On January 19th of this year, there was a terrible explosion at one of the United States major centers for disease control in Atlanta, Georgia. Deep within the bowels of the CDC, there was a hidden laboratory where top secret research into biological and chemical weapons had been going on for nearly 100 years. Joe Public like me would never know about any of this but the scientists had really fucked up this time and accidentally released a nasty genetically mutated superbug that swept across the planet killing 60 million people in the first 3 weeks alone. The virus, known only as V-2283 initially (before everyone realized we’d been given a one way ticket to Hell and someone clever in the media had dubbed it Dante’s Flu) was an airborne disease that started with flu-like symptoms such as cough and fever but soon escalated to weeping sores, internal hemorrhaging, and liver, kidney, and respiratory failure. Basically, within a week of contact, a person’s body would shut down on them, Dante’s Flu eating them from the inside out.

The viral weapon had been designed to masquerade as a common cold or mild flu so the infected individual would have time to make it back to their troop, army, country, whatever, and then pass it along before the real symptoms hit. By the time their doctors and leaders discovered what was really happening, it would already be way too late.

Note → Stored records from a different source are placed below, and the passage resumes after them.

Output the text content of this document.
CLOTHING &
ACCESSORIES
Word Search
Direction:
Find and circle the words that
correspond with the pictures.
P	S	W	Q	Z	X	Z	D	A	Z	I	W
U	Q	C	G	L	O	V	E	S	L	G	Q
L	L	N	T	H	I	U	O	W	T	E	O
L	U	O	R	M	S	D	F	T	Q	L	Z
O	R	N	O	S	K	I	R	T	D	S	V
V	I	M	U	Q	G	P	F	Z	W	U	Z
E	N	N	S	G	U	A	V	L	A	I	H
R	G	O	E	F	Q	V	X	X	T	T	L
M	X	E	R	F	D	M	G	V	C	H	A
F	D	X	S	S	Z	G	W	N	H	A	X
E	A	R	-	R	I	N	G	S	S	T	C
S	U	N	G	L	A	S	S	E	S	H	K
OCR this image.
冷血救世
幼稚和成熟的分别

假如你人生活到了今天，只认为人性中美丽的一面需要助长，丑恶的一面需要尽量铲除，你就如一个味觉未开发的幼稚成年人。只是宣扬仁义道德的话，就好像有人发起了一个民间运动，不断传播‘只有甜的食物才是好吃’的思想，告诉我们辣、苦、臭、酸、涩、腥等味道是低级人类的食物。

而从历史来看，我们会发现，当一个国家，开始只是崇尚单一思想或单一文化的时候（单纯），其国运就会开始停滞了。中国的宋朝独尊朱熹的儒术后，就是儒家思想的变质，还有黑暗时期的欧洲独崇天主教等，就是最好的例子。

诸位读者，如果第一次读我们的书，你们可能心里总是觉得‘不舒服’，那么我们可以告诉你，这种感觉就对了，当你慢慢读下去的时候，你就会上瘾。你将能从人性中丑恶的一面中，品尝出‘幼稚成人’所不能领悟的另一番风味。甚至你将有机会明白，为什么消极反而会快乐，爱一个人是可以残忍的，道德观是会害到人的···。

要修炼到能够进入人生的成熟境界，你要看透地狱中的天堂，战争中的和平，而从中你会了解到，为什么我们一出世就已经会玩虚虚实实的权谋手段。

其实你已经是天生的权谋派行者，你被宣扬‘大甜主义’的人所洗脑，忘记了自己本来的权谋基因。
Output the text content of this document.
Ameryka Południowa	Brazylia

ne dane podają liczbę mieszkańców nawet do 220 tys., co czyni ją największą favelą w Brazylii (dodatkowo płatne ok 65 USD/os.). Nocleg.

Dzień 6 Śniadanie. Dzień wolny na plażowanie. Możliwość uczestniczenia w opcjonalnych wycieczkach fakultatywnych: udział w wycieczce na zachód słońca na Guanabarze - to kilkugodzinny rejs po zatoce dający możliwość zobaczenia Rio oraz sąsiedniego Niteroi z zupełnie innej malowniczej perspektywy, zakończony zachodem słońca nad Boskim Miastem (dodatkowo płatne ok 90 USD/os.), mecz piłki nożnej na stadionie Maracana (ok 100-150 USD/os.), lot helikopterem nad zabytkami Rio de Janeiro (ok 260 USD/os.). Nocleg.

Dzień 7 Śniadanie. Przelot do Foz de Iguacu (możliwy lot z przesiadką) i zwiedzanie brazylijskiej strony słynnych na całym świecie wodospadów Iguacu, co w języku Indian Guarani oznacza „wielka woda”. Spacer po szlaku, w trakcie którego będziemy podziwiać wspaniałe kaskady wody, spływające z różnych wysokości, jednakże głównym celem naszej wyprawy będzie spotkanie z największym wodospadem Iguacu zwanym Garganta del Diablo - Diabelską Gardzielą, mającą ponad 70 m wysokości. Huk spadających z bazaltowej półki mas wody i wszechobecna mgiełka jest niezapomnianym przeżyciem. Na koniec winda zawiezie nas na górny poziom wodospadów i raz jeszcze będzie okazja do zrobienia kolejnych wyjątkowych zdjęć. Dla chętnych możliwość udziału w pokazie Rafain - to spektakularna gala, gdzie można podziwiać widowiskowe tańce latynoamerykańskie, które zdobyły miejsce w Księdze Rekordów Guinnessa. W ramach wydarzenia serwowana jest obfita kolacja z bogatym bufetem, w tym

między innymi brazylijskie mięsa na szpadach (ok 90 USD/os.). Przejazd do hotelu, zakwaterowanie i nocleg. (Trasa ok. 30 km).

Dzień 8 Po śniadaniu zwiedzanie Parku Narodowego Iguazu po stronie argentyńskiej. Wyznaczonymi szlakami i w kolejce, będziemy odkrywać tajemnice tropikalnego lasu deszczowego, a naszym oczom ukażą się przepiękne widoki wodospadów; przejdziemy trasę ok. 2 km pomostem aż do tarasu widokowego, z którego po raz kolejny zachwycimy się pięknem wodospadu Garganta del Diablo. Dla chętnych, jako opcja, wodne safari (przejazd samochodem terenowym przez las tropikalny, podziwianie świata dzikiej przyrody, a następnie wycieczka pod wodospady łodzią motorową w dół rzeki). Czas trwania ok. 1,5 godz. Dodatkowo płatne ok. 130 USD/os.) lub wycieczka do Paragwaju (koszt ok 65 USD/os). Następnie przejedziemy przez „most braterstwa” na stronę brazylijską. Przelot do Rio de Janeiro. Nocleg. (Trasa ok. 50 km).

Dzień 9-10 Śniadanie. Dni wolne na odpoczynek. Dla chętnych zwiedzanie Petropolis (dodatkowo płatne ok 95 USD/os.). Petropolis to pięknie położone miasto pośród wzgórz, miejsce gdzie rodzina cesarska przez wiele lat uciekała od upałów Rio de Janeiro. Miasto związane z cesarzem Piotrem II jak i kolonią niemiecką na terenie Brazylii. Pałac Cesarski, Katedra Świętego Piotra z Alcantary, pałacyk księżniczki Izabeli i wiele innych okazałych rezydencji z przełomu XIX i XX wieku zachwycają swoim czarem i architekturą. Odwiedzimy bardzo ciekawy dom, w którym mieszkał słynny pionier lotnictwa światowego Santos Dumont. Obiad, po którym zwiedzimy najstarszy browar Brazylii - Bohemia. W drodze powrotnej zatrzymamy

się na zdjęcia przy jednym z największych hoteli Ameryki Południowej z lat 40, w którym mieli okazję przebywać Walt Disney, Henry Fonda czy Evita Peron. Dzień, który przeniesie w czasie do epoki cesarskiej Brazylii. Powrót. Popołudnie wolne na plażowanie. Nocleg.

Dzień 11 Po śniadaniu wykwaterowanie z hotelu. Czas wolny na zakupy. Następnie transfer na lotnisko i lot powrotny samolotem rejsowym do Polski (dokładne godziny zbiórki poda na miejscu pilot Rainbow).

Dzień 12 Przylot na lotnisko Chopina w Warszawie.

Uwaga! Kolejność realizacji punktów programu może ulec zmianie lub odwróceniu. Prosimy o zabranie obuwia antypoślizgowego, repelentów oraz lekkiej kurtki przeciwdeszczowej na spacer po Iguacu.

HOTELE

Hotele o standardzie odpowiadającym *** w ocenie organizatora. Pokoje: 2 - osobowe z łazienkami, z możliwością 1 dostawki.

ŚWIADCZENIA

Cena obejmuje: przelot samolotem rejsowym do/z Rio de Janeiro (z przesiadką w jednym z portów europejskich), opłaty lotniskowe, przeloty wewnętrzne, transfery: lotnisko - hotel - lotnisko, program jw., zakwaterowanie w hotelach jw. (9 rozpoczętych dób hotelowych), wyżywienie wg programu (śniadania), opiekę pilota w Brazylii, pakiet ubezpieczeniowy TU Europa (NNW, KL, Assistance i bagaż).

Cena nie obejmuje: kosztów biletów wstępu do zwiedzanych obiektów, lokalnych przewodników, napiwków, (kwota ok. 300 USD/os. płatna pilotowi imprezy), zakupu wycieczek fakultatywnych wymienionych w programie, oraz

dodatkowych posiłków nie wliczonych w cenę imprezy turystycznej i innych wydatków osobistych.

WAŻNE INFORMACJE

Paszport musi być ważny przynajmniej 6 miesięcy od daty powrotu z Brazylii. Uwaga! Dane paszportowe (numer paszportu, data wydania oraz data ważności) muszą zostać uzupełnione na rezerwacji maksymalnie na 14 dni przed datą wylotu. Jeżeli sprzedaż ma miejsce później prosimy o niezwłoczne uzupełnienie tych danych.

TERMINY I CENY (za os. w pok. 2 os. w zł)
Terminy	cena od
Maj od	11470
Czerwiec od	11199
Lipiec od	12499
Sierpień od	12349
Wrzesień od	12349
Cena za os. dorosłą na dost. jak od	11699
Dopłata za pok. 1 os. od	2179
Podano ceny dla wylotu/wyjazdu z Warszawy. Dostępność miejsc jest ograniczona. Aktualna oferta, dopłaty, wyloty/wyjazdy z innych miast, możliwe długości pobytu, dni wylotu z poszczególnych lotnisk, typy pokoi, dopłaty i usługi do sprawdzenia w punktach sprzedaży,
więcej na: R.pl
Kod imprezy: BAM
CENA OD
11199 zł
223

Somewhat luckily (if 60 million casualties can ever be considered lucky), the bio-weapon didn’t quite work as planned or it might have killed off every man, woman, child, and animal on the planet. When the death rates started to slow down on their own, the Earth Council began to think maybe we’d gotten off as easy as possible under the circumstances, but they were flat out wrong. Those who didn’t catch Dante’s Flu and die quickly weren’t getting away scott free. They weren’t immune to the bug as initially hoped; their bodies just reacted differently to the spreading disease. Long story short; the entire world population is dying of cancer.